Figure 5:. Chronic mTOR-independent autophagy activation reduces AD-associated Aβ and pTau aggregates, and hyperexcitability.

(A) Diagram describing the experimental set-up of the 4-week-long treatment of 2 months-of-age COs (3-month timepoint by end of treatment). (B) Measured change in the conditioned media levels of LDH (U/ml) at the end of treatment (4 weeks), compared to their basal levels at treatment day 0 (T0) (LDH at end of treatment minus LDH at T0). Data was Log-transformed to achieve normality. (C) Representative immunofluorescence (IF) images of the COs at the end of the treatment period. Scale bar, 100um. (D) Quantification of the beta amyloid percent coverage normalized to nuclei number of the COs. n = 3 COs per condition. (E) Quantification of the Pre-Helical Filament aggregated pTau (AT8⁺) percent coverage normalized to nuclei number of the COs. n = 3 COs per condition. (F) Average weighted mean firing rate of the WT/WT (1) and M146V/WT COs in the 12–24 hours period after treatment. n = 7–9 COs per genotype from 2 independent experiments. Data are mean ± SD. Analyses by ANOVA with Dunnett’s post-hoc test (B, D, and E) or Kruskal-Wallis 2-tailed non-parametric test (F). See also Figures S9, S10, and S11.

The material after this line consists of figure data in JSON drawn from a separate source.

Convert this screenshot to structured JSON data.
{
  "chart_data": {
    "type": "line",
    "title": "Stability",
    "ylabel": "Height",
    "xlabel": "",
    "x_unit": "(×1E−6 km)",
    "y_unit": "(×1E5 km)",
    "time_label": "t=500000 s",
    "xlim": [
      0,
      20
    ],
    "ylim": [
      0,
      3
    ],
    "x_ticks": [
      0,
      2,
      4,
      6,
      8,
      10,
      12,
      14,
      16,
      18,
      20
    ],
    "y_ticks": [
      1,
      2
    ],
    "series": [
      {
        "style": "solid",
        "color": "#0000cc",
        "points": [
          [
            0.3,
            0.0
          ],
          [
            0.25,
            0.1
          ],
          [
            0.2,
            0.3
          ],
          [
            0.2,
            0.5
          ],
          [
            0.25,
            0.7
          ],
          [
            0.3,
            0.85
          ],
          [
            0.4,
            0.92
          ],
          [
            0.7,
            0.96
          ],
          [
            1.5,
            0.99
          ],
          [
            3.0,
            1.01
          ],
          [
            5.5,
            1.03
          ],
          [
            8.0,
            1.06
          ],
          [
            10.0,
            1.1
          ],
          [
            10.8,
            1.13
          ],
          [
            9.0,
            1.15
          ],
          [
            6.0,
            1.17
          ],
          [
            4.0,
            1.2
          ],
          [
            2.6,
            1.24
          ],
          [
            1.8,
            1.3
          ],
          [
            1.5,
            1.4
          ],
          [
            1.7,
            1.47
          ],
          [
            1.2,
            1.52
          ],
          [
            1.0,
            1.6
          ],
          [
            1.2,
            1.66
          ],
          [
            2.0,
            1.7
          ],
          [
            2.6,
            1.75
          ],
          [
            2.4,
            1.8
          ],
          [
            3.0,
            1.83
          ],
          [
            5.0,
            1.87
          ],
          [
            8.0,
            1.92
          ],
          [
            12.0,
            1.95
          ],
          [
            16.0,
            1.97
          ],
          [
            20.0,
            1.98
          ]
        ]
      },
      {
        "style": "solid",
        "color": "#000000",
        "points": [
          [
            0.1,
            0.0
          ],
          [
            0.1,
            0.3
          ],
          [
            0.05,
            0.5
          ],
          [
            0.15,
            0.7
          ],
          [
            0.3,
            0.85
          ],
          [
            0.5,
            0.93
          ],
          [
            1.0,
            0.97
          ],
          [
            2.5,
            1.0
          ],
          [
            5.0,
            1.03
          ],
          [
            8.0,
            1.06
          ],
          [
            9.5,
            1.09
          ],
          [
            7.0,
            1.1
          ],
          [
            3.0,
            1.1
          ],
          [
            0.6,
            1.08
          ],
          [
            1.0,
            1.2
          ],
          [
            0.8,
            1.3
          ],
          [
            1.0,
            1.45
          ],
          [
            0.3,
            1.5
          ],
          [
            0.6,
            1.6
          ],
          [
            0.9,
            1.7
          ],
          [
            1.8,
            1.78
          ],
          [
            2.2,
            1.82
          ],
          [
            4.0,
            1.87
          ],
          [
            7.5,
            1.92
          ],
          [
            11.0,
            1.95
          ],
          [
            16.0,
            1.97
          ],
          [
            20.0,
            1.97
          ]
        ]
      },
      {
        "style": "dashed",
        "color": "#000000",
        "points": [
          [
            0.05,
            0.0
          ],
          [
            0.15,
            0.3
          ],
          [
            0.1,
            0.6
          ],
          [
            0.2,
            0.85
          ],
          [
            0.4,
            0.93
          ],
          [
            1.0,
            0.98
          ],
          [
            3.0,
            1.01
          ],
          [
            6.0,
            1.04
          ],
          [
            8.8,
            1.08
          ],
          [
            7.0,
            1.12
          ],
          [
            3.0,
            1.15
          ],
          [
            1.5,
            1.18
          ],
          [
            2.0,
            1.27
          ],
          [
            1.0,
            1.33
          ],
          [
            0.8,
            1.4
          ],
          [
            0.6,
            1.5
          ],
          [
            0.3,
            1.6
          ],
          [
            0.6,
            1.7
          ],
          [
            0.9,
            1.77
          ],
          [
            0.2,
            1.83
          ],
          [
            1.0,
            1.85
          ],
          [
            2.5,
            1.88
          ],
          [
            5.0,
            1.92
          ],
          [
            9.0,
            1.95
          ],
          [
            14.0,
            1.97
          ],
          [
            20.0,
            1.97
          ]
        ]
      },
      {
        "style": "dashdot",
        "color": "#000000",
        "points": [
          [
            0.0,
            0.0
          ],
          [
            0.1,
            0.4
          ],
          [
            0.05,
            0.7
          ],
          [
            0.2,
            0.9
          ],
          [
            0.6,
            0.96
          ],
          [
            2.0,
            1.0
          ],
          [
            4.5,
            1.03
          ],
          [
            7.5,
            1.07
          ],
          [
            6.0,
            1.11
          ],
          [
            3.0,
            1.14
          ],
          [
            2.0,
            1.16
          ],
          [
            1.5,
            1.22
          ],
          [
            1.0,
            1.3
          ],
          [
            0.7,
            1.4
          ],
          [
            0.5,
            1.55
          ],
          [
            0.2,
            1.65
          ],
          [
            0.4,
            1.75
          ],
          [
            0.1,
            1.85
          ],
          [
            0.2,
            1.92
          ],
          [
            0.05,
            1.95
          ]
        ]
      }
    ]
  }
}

Figure 6:. Chronic mTOR-independent autophagy activation with CCT rescues mTau, monomeric pTau, and synapses in the M146V mutant.

(A) Immunoblot quantification of synaptophysin-1 (Syn1 normalized to a-Tub) in CO lysates at 6 and 9 months-of-age. n = 3–4 COs per genotype. For each timepoint, Syn1 levels shown relative to WT/WT (isogenic set 1) levels. Unpaired t test with Welch’s correction with post-hoc FDR-adjusted p-values: p=0.0461 (M146V-vs-WT(1)), p=0.9082 (APPswe-vs-WT(1)). (B) Schematic describing the treatment of 6 months-of-age COs with CCT and its assessment at the end of a 6-week treatment regimen (harvested at 7.5 month-timepoint). (C) Quantification of LDH in conditioned media after 1, 2, and 4 weeks of treatment with DMSO vehicle vs. 100 nM, 500 nM, or 2.5 μM CCT for WT/WT (1) or M146V/WT. n = 5–6 COs per condition for WT/WT (1); n = 3 COs per condition for M146V/WT. (D) Representative immunoblots of WT/WT and M146V/WT CO lysates for pT217, pT181, mTau after 6-week treatment. (E) Quantification of monomeric Tau (mTau normalized to a-Tub) in CO lysates after 6-week treatment relative to DMSO. (F) Quantification of phosphorylated Tau T181 (pT181 normalized to a-Tub) in CO lysates after 6-week treatment relative to DMSO. (G) Quantification of pT181 bands (normalized to a-Tub) at various molecular weights (MW); specifically, at the monomeric band (50 kDa), major validated high-molecular-weight (HMW) band (150 kDa), and all HMW signals (75–250 kDa). (H) Quantification of phosphorylated Tau T217 (pT217, normalized to -Tubulin) relative to DMSO levels. (I) Quantification of pT217 bands (normalized to a-Tub) at various molecular weights (MW); specifically, at the monomeric band (50 kDa), major HMW band (100 kDa), and all HMW signals (75–250 kDa). (J) Representative immunoblot of DMSO vehicle- vs. CCT-treated M146V/WT CO lysates for Syn1 and a-Tub after 6-week treatment (left) with quantification (right). n = 3 COs per condition. Data are mean ± SD. Analyses by ANOVA with Dunnett’s post-hoc test.